Can someone’s dark secrets ever stay truly buried? That’s the question at the heart of Honeymoon, a dark psychological thriller where director Jan Hřebejk seems to takes a few cues from Lars von Trier in studied, beautifully-acted, elegantly-shot misanthropy.
Much like Trier’s Melancholia from a few years earlier, Honeymoon centres around a wedding party and a bride with her own past psychological issues. Then, much like the former film’s titular planet that ruins festivities by colliding with Earth, a wedding crasher who knows too many inconvenient secrets threatens to destroy the marriage before the ink is dry on the certificate.
We meet Tereza (Anna Geislerová) and Radim (Stanislav Majer), an attractive couple on their big day, taking their vows in a picturesque church before heading out to a sprawling country house for the reception. Before entering the church, Dominik (Matěj Zikán), Radim’s son from a previous marriage, has a mishap with his glasses. Radim takes the boy to the optician across the road to get them fixed. The man behind the counter (Jiří Černý) seems to recognise the groom, but Radim doesn’t appear to notice…
The optician then tags along to the reception uninvited and starts ingratiating himself with the other guests, not least the kids. When questioned, he introduces himself as Jan Benda. The newlyweds have noticed his presence but decide not to cause a scene, especially since he claims to know Radim from school.
As the day wears on and Benda’s behaviour becomes creepier, Tereza finally confronts the interloper and asks him to leave. Sure, he says, but not before she opens his wedding gift…
As with The Teacher a few years later, Hřebejk uses Hollywood psycho-thriller tropes as a framework to explore some troubling themes. How well can you ever really know the person you commit your life to? Is marriage a positive move for a couple, or the first step towards the relationship’s eventual demise? Should a person ever be absolved of their past mistakes, especially if they caused harm to someone else?
Like some of the best American psycho-thrillers, Honeymoon had me squirming in my seat as the plot gradually unfolded and Benda’s motives were gradually revealed. However, he is not a cartoonish psycho villain at all, and the final revelation is shocking and terribly sad. It ends up in the realm of Force Majeure, the merciless black comedy where a newly-revealed facet of a husband’s nature alters his family’s perception of him irrevocably.

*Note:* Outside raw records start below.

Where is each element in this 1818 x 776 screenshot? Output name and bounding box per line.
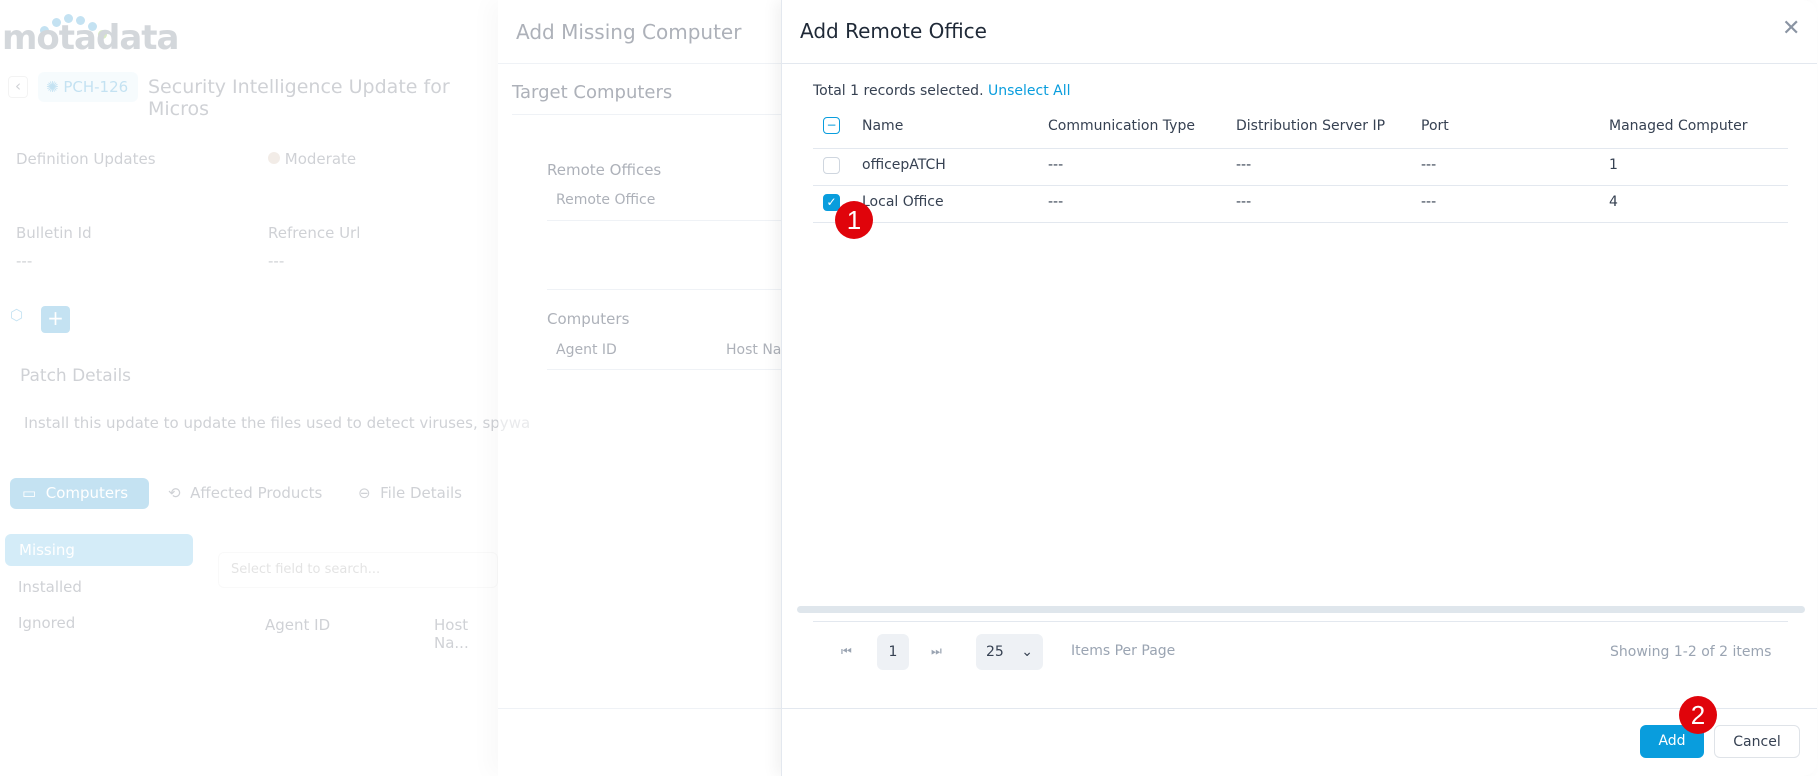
- remote-office-col: Remote Office: [556, 192, 656, 208]
- ref-label: Refrence Url: [268, 224, 361, 242]
- remote-offices-label: Remote Offices: [547, 161, 662, 179]
- subtab-ignored[interactable]: Ignored: [18, 614, 75, 632]
- category: Definition Updates: [16, 150, 156, 168]
- row-comm: ---: [1048, 194, 1064, 210]
- annotation-badge-1: 1: [835, 201, 873, 239]
- showing-count: Showing 1-2 of 2 items: [1610, 644, 1772, 660]
- tag-icon[interactable]: ⬡: [10, 306, 23, 324]
- tab-computers[interactable]: ▭ Computers: [10, 478, 149, 509]
- cancel-button[interactable]: Cancel: [1714, 725, 1800, 758]
- row-ip: ---: [1236, 157, 1252, 173]
- per-page-select[interactable]: 25 ⌄: [976, 634, 1043, 670]
- subtab-missing[interactable]: Missing: [5, 534, 193, 566]
- logo: motadata: [2, 18, 179, 58]
- background-page: motadata ‹ ✺ PCH-126 Security Intelligen…: [0, 0, 530, 776]
- add-tag-button[interactable]: +: [41, 306, 70, 333]
- row-port: ---: [1421, 157, 1437, 173]
- close-icon[interactable]: ✕: [1782, 16, 1800, 41]
- annotation-badge-2: 2: [1679, 696, 1717, 734]
- bulletin-label: Bulletin Id: [16, 224, 92, 242]
- add-remote-office-dialog: Add Remote Office ✕ Total 1 records sele…: [781, 0, 1817, 776]
- row-name: officepATCH: [862, 157, 946, 173]
- computers-label: Computers: [547, 310, 630, 328]
- row-managed: 1: [1609, 157, 1618, 173]
- col-distribution-server-ip[interactable]: Distribution Server IP: [1236, 118, 1385, 134]
- last-page-icon[interactable]: ⏭: [931, 644, 942, 659]
- back-button[interactable]: ‹: [8, 76, 28, 98]
- dialog-title: Add Remote Office: [800, 19, 987, 43]
- horizontal-scrollbar[interactable]: [797, 606, 1805, 613]
- unselect-all-link[interactable]: Unselect All: [988, 83, 1071, 99]
- col-managed-computer[interactable]: Managed Computer: [1609, 118, 1748, 134]
- row-checkbox[interactable]: [823, 157, 840, 174]
- row-name: Local Office: [862, 194, 944, 210]
- ticket-id: PCH-126: [63, 78, 129, 96]
- first-page-icon[interactable]: ⏮: [841, 644, 852, 659]
- row-port: ---: [1421, 194, 1437, 210]
- patch-description: Install this update to update the files …: [24, 414, 531, 432]
- row-comm: ---: [1048, 157, 1064, 173]
- col-agent-id: Agent ID: [556, 342, 617, 358]
- ticket-id-badge: ✺ PCH-126: [38, 72, 138, 102]
- tab-file-details[interactable]: ⊖ File Details: [358, 484, 462, 502]
- ref-value: ---: [268, 252, 285, 270]
- selection-summary: Total 1 records selected. Unselect All: [813, 83, 1071, 99]
- severity: Moderate: [268, 150, 356, 168]
- col-host-name: Host Na...: [434, 616, 469, 652]
- col-communication-type[interactable]: Communication Type: [1048, 118, 1195, 134]
- patch-details-title: Patch Details: [20, 366, 132, 386]
- ticket-title: Security Intelligence Update for Micros: [148, 76, 450, 120]
- chevron-down-icon: ⌄: [1021, 644, 1033, 660]
- page-1-button[interactable]: 1: [877, 634, 909, 670]
- bulletin-value: ---: [16, 252, 33, 270]
- search-input[interactable]: Select field to search...: [218, 552, 498, 588]
- col-agent-id: Agent ID: [265, 616, 331, 634]
- subtab-installed[interactable]: Installed: [18, 578, 82, 596]
- col-name[interactable]: Name: [862, 118, 903, 134]
- panel-title: Add Missing Computer: [516, 20, 742, 44]
- row-ip: ---: [1236, 194, 1252, 210]
- col-port[interactable]: Port: [1421, 118, 1449, 134]
- col-host-name: Host Nar: [726, 342, 788, 358]
- row-managed: 4: [1609, 194, 1618, 210]
- add-missing-computer-panel: Add Missing Computer Target Computers Re…: [498, 0, 787, 776]
- tab-affected-products[interactable]: ⟲ Affected Products: [168, 484, 322, 502]
- section-title: Target Computers: [512, 82, 673, 103]
- items-per-page-label: Items Per Page: [1071, 643, 1176, 659]
- select-all-checkbox[interactable]: −: [823, 117, 840, 134]
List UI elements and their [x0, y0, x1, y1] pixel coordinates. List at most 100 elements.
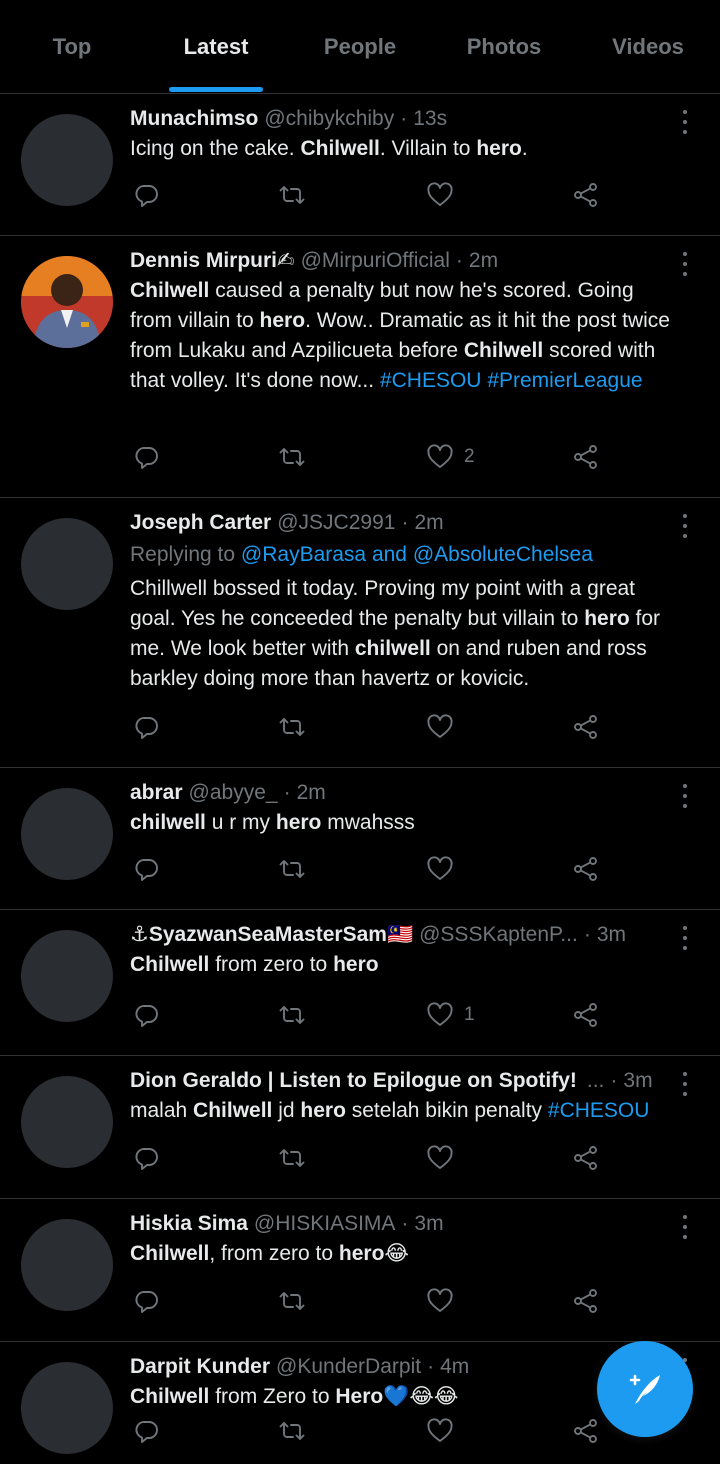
text-segment: u r my — [205, 811, 276, 834]
tweet-actions — [130, 1141, 610, 1175]
author-name[interactable]: Darpit Kunder — [130, 1352, 270, 1382]
highlighted-term: Hero — [335, 1385, 384, 1408]
tweet-timestamp[interactable]: 3m — [414, 1209, 443, 1239]
retweet-button[interactable] — [278, 1141, 306, 1175]
tab-top[interactable]: Top — [0, 0, 144, 93]
author-name[interactable]: Dion Geraldo | Listen to Epilogue on Spo… — [130, 1066, 577, 1096]
retweet-button[interactable] — [278, 852, 306, 886]
like-button[interactable] — [426, 710, 464, 744]
compose-tweet-button[interactable] — [597, 1341, 693, 1437]
more-vertical-icon[interactable] — [677, 926, 693, 950]
reply-button[interactable] — [132, 852, 160, 886]
author-name[interactable]: Dennis Mirpuri✍ — [130, 246, 295, 276]
reply-button[interactable] — [132, 440, 160, 474]
share-button[interactable] — [572, 1141, 600, 1175]
author-handle[interactable]: @SSSKaptenP... — [419, 920, 578, 950]
reply-button[interactable] — [132, 1284, 160, 1318]
text-segment: malah — [130, 1099, 194, 1122]
reply-button[interactable] — [132, 710, 160, 744]
avatar[interactable] — [21, 1219, 113, 1311]
share-button[interactable] — [572, 178, 600, 212]
share-button[interactable] — [572, 710, 600, 744]
reply-button[interactable] — [132, 1141, 160, 1175]
author-handle[interactable]: @JSJC2991 — [277, 508, 395, 538]
author-handle[interactable]: ... — [587, 1066, 605, 1096]
retweet-button[interactable] — [278, 1284, 306, 1318]
text-segment: Chillwell bossed it today. Proving my po… — [130, 577, 636, 630]
tweet-timestamp[interactable]: 2m — [469, 246, 498, 276]
like-button[interactable] — [426, 1141, 464, 1175]
author-name[interactable]: Munachimso — [130, 104, 258, 134]
text-segment: . — [521, 137, 528, 160]
tweet[interactable]: Hiskia Sima @HISKIASIMA · 3m Chilwell, from … — [0, 1199, 720, 1342]
reply-button[interactable] — [132, 998, 160, 1032]
retweet-button[interactable] — [278, 710, 306, 744]
tweet-actions — [130, 1284, 610, 1318]
share-button[interactable] — [572, 440, 600, 474]
author-handle[interactable]: @abyye_ — [189, 778, 278, 808]
reply-button[interactable] — [132, 178, 160, 212]
tab-photos[interactable]: Photos — [432, 0, 576, 93]
reply-icon — [135, 185, 158, 207]
tweet[interactable]: Joseph Carter @JSJC2991 · 2m Replying to @Ra… — [0, 498, 720, 768]
more-vertical-icon[interactable] — [677, 252, 693, 276]
tab-latest[interactable]: Latest — [144, 0, 288, 93]
avatar[interactable] — [21, 930, 113, 1022]
like-button[interactable] — [426, 178, 464, 212]
like-button[interactable]: 1 — [426, 998, 475, 1032]
author-name[interactable]: abrar — [130, 778, 183, 808]
author-handle[interactable]: @MirpuriOfficial — [301, 246, 450, 276]
author-name[interactable]: Hiskia Sima — [130, 1209, 248, 1239]
avatar[interactable] — [21, 518, 113, 610]
tweet[interactable]: ⚓SyazwanSeaMasterSam🇲🇾 @SSSKaptenP... · 3m C… — [0, 910, 720, 1056]
share-button[interactable] — [572, 1414, 600, 1448]
heart-icon — [427, 714, 453, 738]
more-vertical-icon[interactable] — [677, 514, 693, 538]
more-vertical-icon[interactable] — [677, 110, 693, 134]
hashtag-link[interactable]: #PremierLeague — [487, 369, 642, 392]
more-vertical-icon[interactable] — [677, 784, 693, 808]
author-name[interactable]: Joseph Carter — [130, 508, 271, 538]
share-icon — [574, 1146, 597, 1170]
avatar[interactable] — [21, 1362, 113, 1454]
like-button[interactable] — [426, 1284, 464, 1318]
hashtag-link[interactable]: #CHESOU — [380, 369, 482, 392]
tweet-timestamp[interactable]: 3m — [597, 920, 626, 950]
avatar[interactable] — [21, 788, 113, 880]
retweet-button[interactable] — [278, 178, 306, 212]
author-name[interactable]: ⚓SyazwanSeaMasterSam🇲🇾 — [130, 920, 413, 950]
reply-button[interactable] — [132, 1414, 160, 1448]
more-vertical-icon[interactable] — [677, 1215, 693, 1239]
avatar[interactable] — [21, 256, 113, 348]
tab-videos[interactable]: Videos — [576, 0, 720, 93]
avatar[interactable] — [21, 1076, 113, 1168]
like-button[interactable]: 2 — [426, 440, 475, 474]
tweet-feed: Munachimso @chibykchiby · 13s Icing on the c… — [0, 94, 720, 1464]
tweet-timestamp[interactable]: 13s — [413, 104, 447, 134]
share-button[interactable] — [572, 852, 600, 886]
author-handle[interactable]: @HISKIASIMA — [254, 1209, 396, 1239]
retweet-button[interactable] — [278, 440, 306, 474]
author-handle[interactable]: @KunderDarpit — [276, 1352, 421, 1382]
tweet-timestamp[interactable]: 2m — [414, 508, 443, 538]
tweet[interactable]: Dennis Mirpuri✍ @MirpuriOfficial · 2m Chilwe… — [0, 236, 720, 498]
like-button[interactable] — [426, 1414, 464, 1448]
tweet-timestamp[interactable]: 4m — [440, 1352, 469, 1382]
retweet-button[interactable] — [278, 998, 306, 1032]
like-button[interactable] — [426, 852, 464, 886]
tweet-timestamp[interactable]: 2m — [297, 778, 326, 808]
tweet-timestamp[interactable]: 3m — [623, 1066, 652, 1096]
replying-to-users[interactable]: @RayBarasa and @AbsoluteChelsea — [241, 543, 593, 566]
tweet[interactable]: Munachimso @chibykchiby · 13s Icing on the c… — [0, 94, 720, 236]
share-button[interactable] — [572, 1284, 600, 1318]
more-vertical-icon[interactable] — [677, 1072, 693, 1096]
tweet[interactable]: abrar @abyye_ · 2m chilwell u r my hero mwah… — [0, 768, 720, 910]
tweet-header: Dion Geraldo | Listen to Epilogue on Spo… — [130, 1066, 680, 1096]
share-button[interactable] — [572, 998, 600, 1032]
author-handle[interactable]: @chibykchiby — [264, 104, 394, 134]
hashtag-link[interactable]: #CHESOU — [548, 1099, 650, 1122]
retweet-button[interactable] — [278, 1414, 306, 1448]
avatar[interactable] — [21, 114, 113, 206]
tab-people[interactable]: People — [288, 0, 432, 93]
tweet[interactable]: Dion Geraldo | Listen to Epilogue on Spo… — [0, 1056, 720, 1199]
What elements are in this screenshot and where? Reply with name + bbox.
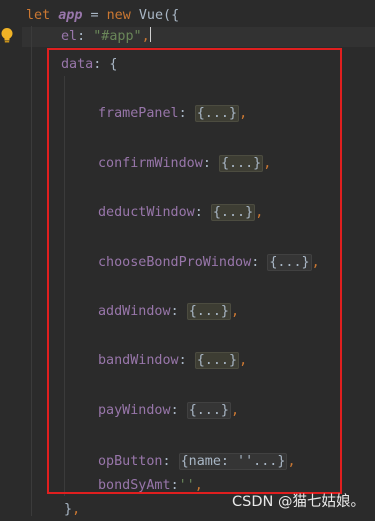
indent-guide [31,26,32,516]
string-app-selector: "#app" [93,29,142,44]
object-close: } [64,502,73,517]
editor-gutter [0,0,22,521]
highlight-box [47,48,342,494]
variable-app: app [58,8,83,23]
property-el: el [61,29,78,44]
vue-constructor: Vue({ [130,8,180,23]
operator-assign: = [82,8,107,23]
code-line-2[interactable]: el: "#app", [61,27,151,47]
watermark: CSDN @猫七姑娘。 [232,494,365,510]
keyword-let: let [26,8,51,23]
comma: , [72,502,81,517]
lightbulb-icon[interactable] [0,27,14,45]
keyword-new: new [106,8,131,23]
code-editor[interactable]: let app = new Vue({ el: "#app", data: { … [0,0,375,521]
code-line-1[interactable]: let app = new Vue({ [26,6,179,26]
colon: : [77,29,94,44]
code-line-close[interactable]: }, [64,500,80,520]
text-caret [149,27,151,42]
comma: , [141,29,150,44]
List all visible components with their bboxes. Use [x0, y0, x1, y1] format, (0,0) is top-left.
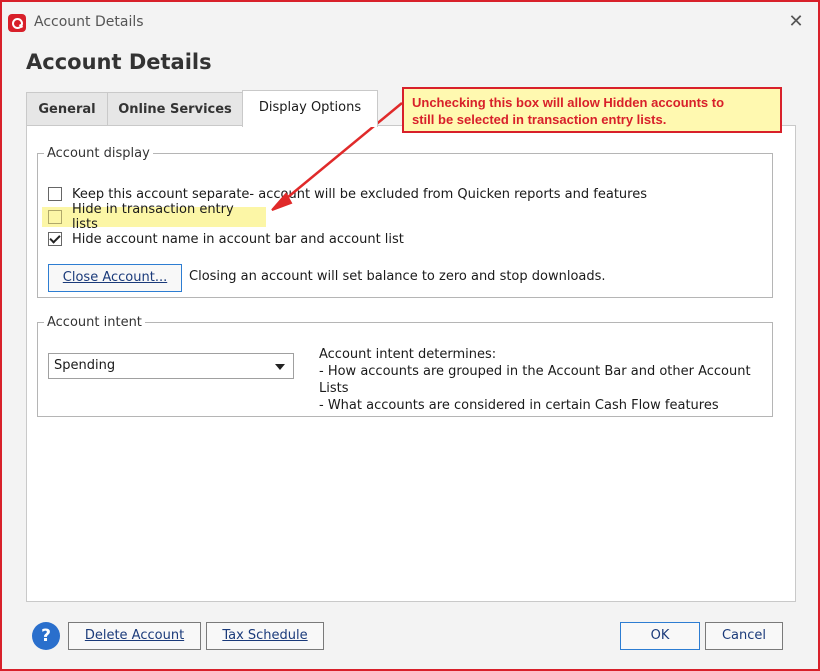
description-line: Lists [319, 381, 349, 396]
option-label: Hide in transaction entry lists [72, 202, 234, 232]
close-account-note: Closing an account will set balance to z… [189, 269, 606, 284]
account-intent-description: Account intent determines: - How account… [319, 346, 759, 414]
quicken-logo-icon [8, 14, 26, 32]
description-line: - What accounts are considered in certai… [319, 398, 719, 413]
option-keep-separate[interactable]: Keep this account separate- account will… [48, 185, 647, 203]
close-icon[interactable]: ✕ [786, 12, 806, 32]
tab-online-services[interactable]: Online Services [107, 92, 243, 126]
option-hide-in-entry-lists[interactable]: Hide in transaction entry lists [42, 202, 266, 232]
delete-account-button[interactable]: Delete Account [68, 622, 201, 650]
annotation-line: still be selected in transaction entry l… [412, 112, 667, 127]
ok-button[interactable]: OK [620, 622, 700, 650]
select-value: Spending [54, 358, 116, 373]
checkbox-icon[interactable] [48, 232, 62, 246]
page-title: Account Details [26, 50, 212, 74]
title-bar: Account Details ✕ [2, 6, 818, 40]
account-intent-group: Account intent Spending Account intent d… [37, 315, 773, 417]
account-display-legend: Account display [47, 146, 150, 161]
annotation-line: Unchecking this box will allow Hidden ac… [412, 95, 725, 110]
tab-panel: Account display Keep this account separa… [26, 125, 796, 602]
option-label: Hide account name in account bar and acc… [72, 231, 404, 247]
chevron-down-icon [275, 364, 285, 370]
account-display-group: Account display Keep this account separa… [37, 146, 773, 298]
tax-schedule-button[interactable]: Tax Schedule [206, 622, 324, 650]
close-account-button[interactable]: Close Account... [48, 264, 182, 292]
cancel-button[interactable]: Cancel [705, 622, 783, 650]
account-intent-legend: Account intent [47, 315, 142, 330]
description-line: - How accounts are grouped in the Accoun… [319, 364, 751, 379]
annotation-callout: Unchecking this box will allow Hidden ac… [402, 87, 782, 133]
option-label: Keep this account separate- account will… [72, 186, 647, 202]
tab-general[interactable]: General [26, 92, 108, 126]
help-icon[interactable]: ? [32, 622, 60, 650]
tab-display-options[interactable]: Display Options [242, 90, 378, 127]
description-title: Account intent determines: [319, 347, 497, 362]
checkbox-icon[interactable] [48, 210, 62, 224]
window-title: Account Details [34, 14, 144, 30]
account-intent-select[interactable]: Spending [48, 353, 294, 379]
checkbox-icon[interactable] [48, 187, 62, 201]
option-hide-account-name[interactable]: Hide account name in account bar and acc… [48, 230, 404, 248]
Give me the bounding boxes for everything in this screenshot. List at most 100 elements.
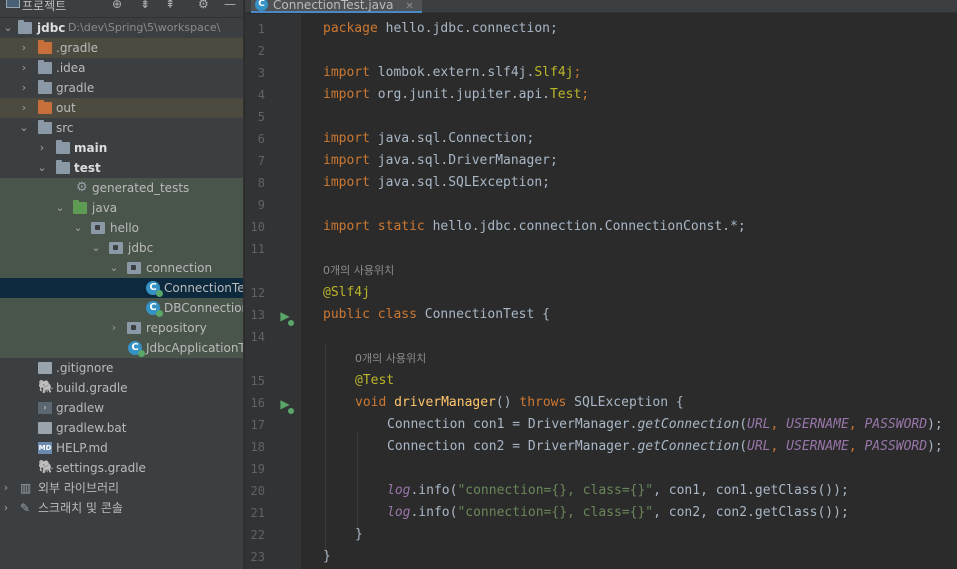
tree-item-help-md[interactable]: MD HELP.md (0, 438, 243, 458)
usage-hint[interactable]: 0개의 사용위치 (323, 260, 394, 282)
batch-file-icon (38, 422, 52, 434)
chevron-right-icon[interactable]: › (108, 318, 120, 338)
chevron-down-icon[interactable]: ⌄ (54, 198, 66, 218)
tree-label: repository (146, 321, 207, 335)
tree-item-gitignore[interactable]: .gitignore (0, 358, 243, 378)
editor-gutter[interactable]: 1 2 3 4 5 6 7 8 9 10 11 12 13 14 15 16 1… (245, 14, 321, 569)
tree-item-java[interactable]: ⌄ java (0, 198, 243, 218)
gradle-elephant-icon: 🐘 (38, 380, 55, 395)
tree-item-src[interactable]: ⌄ src (0, 118, 243, 138)
collapse-icon[interactable]: ⇞ (165, 0, 175, 10)
semicolon: ; (581, 87, 590, 102)
tree-item-jdbc-application-test[interactable]: C JdbcApplicationTe (0, 338, 243, 358)
tree-item-gradlew-bat[interactable]: gradlew.bat (0, 418, 243, 438)
run-test-icon[interactable]: ▶ (278, 397, 294, 414)
tree-item-repository[interactable]: › repository (0, 318, 243, 338)
line-number: 8 (257, 176, 265, 190)
chevron-down-icon[interactable]: ⌄ (72, 218, 84, 238)
closing-brace: } (323, 549, 331, 564)
java-class-icon: C (128, 341, 145, 357)
tree-item-connection-test[interactable]: C ConnectionTes (0, 278, 243, 298)
project-panel: 프로젝트 ⊕ ⇟ ⇞ ⚙ — ⌄ jdbc D:\dev\Spring\5\wo… (0, 0, 244, 569)
tree-item-connection-package[interactable]: ⌄ connection (0, 258, 243, 278)
chevron-right-icon[interactable]: › (18, 38, 30, 58)
java-class-icon: C (146, 301, 163, 317)
tree-item-hello[interactable]: ⌄ hello (0, 218, 243, 238)
chevron-right-icon[interactable]: › (18, 58, 30, 78)
code-line-16: void driverManager() throws SQLException… (355, 392, 684, 414)
constant: PASSWORD (864, 417, 928, 432)
tree-label: settings.gradle (56, 461, 146, 475)
chevron-down-icon[interactable]: ⌄ (18, 118, 30, 138)
minimize-icon[interactable]: — (224, 0, 236, 10)
code-text: java.sql.Connection; (369, 131, 535, 146)
ignore-file-icon (38, 362, 52, 374)
tree-item-jdbc-root[interactable]: ⌄ jdbc D:\dev\Spring\5\workspace\ (0, 18, 243, 38)
excluded-folder-icon (38, 40, 52, 54)
tree-label: main (74, 141, 108, 155)
chevron-right-icon[interactable]: › (18, 98, 30, 118)
tree-item-idea[interactable]: › .idea (0, 58, 243, 78)
tree-item-main[interactable]: › main (0, 138, 243, 158)
chevron-down-icon[interactable]: ⌄ (2, 18, 14, 38)
code-text: () (495, 395, 512, 410)
tree-item-test[interactable]: ⌄ test (0, 158, 243, 178)
static-method: getConnection (637, 417, 740, 432)
code-line-4: import org.junit.jupiter.api.Test; (323, 84, 589, 106)
keyword: throws (511, 395, 567, 410)
locate-icon[interactable]: ⊕ (112, 0, 122, 10)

Hřebejk is no stranger to working with dark material – this is the guy who successfully made a comedy about hiding a Jewish guy from the Nazis – but this is some of his darkest work. As usual, he takes his time to unpack the challenging themes of Petr Jarchovský’s screenplay and lets his cast get on with putting some terrific performances on film. Meanwhile, cinematographer Martin Strba puts a high gloss on the package with some great camerawork and some lovely magic-hour stuff as the day fades into the evening.
The three main leads of Geislerová, Majer and Černý are all superb, each with moments to shine in a script that would work almost as well as an intimate, three-handed stage play. Geislerová is just about the pick of the trio with her usual combination of brittleness and vulnerability, while Černý, in an understated performance, reveal oceans of sorrow beneath his character’s stooping, shambling, amiable exterior. There is one centrepiece scene between him and Geislerová that is a real showstopper acting-wise as he painfully reveals the secret to the disbelieving bride.
Majer doesn’t seem to have much to do initially. At first glance, Radim appears to be a happy, laidback, handsome guy who is popular with everyone. Yet as his past indiscretions are dragged up, his true character begins to reveal itself.
Of the supporting cast, it is worth mentioning Kristýna Nováková and David Máj as Tereza’s sister Renata and her foolish husband Milan, putting in some very solid supporting work as the couple who provide the new bride with an ominous forewarning about the perils of married life.
Some English-language reviews took issue with how homosexuality is presented in the film, but I thought it was far from the Creepy-Gay-Guy-is-Bad movie that some reviewers seemed to think. Jan Benda is by far the most sympathetic character in the film and the screenplay carefully explores how homophobia is still latent in society. The wedding guests pick up on Benda’s otherness early on, and Renata points out to Tereza that he must be gay due to his mannerisms and the way he talks. However, they initially have no problem with him entertaining the kids while they get to eat and drink and enjoy their day.
Only later on, as the reason for his presence is revealed, do people react negatively and start seeing him as a danger to children, specifically to Radim’s son. That’s when the homophobic slurs start flying as the story powers towards its inevitable confrontation. However, I think fears for the boy’s safety are real and understandable once the true manner of Radim and Benda’s past association is known, and it certainly doesn’t just boil down to: he’s gay so he must be a threat to kids. The casual homophobia of the film’s straight characters is far more layered and nuanced than that.
Honeymoon is a thoughtful and grown-up film, one that might cause some awkward conversations with your other half during the post-movie discussion. It might not be a comfortable watch, but it certainly is a gripping one.